Ingredient Guide for Better School Food Purchasing
The Ingredient Guide for Better School Food Purchasing highlights unwanted ingredients to eliminate, and those to watch out for as new food products are developed and others are modified.
“Better School Food Purchasing” means a food product should include only whole foods like whole grains, fruits, vegetables, meats or dairy that are minimally processed or in their purest form; simply food made from food. A food product should not include unnecessary ingredients.
This document is a science-based tool created in partnership with Center for Science in the Public Interest, FoodCorps, and school nutrition professionals. This version contains an updated ingredient list with the most recent research as of July 2021.
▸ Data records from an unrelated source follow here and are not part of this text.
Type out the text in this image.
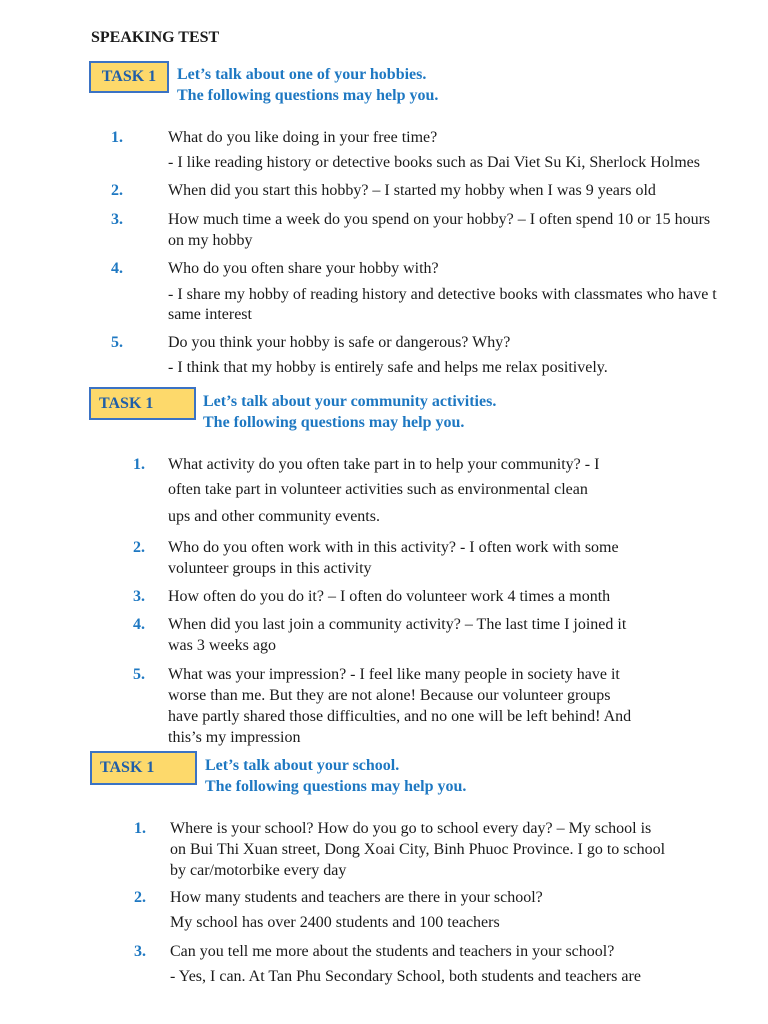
SPEAKING TEST
TASK 1	Let’s talk about one of your hobbies.
The following questions may help you.
1.	What do you like doing in your free time?
- I like reading history or detective books such as Dai Viet Su Ki, Sherlock Holmes
2.	When did you start this hobby? – I started my hobby when I was 9 years old
3.	How much time a week do you spend on your hobby? – I often spend 10 or 15 hours
on my hobby
4.	Who do you often share your hobby with?
- I share my hobby of reading history and detective books with classmates who have t
same interest
5.	Do you think your hobby is safe or dangerous? Why?
- I think that my hobby is entirely safe and helps me relax positively.
TASK 1	Let’s talk about your community activities.
The following questions may help you.
1. What activity do you often take part in to help your community? - I
often take part in volunteer activities such as environmental clean
ups and other community events.
2. Who do you often work with in this activity? - I often work with some
volunteer groups in this activity
3. How often do you do it? – I often do volunteer work 4 times a month
4. When did you last join a community activity? – The last time I joined it
was 3 weeks ago
5. What was your impression? - I feel like many people in society have it
worse than me. But they are not alone! Because our volunteer groups
have partly shared those difficulties, and no one will be left behind! And
this’s my impression
TASK 1	Let’s talk about your school.
The following questions may help you.
1. Where is your school? How do you go to school every day? – My school is
on Bui Thi Xuan street, Dong Xoai City, Binh Phuoc Province. I go to school
by car/motorbike every day
2. How many students and teachers are there in your school?
My school has over 2400 students and 100 teachers
3. Can you tell me more about the students and teachers in your school?
- Yes, I can. At Tan Phu Secondary School, both students and teachers are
School districts should decide what works best for their school food programs according to the unique needs of their community. This guide is a tool that can be used by school districts of any size or geographic location to:
- Share with industry partners, manufacturers, food entrepreneurs, brokers, and anyone wanting to enter the school nutrition space to guide their decision-making process in the development of new products and alteration of current products intended for schools; It can be used to help clarify expectations and understand market demand.
- Guide purchasing decisions and recipe development; It can be used directly in food bids or RFPs (Requests for Proposal).
- Communicate food philosophy to students and families via school nutrition websites or social media platforms.
- Steer overall menu direction and program vision.
- Overall, if school nutrition operators using this guide have questions about whether or how an ingredient is used, we encourage them to reach out to the manufacturer or vendor.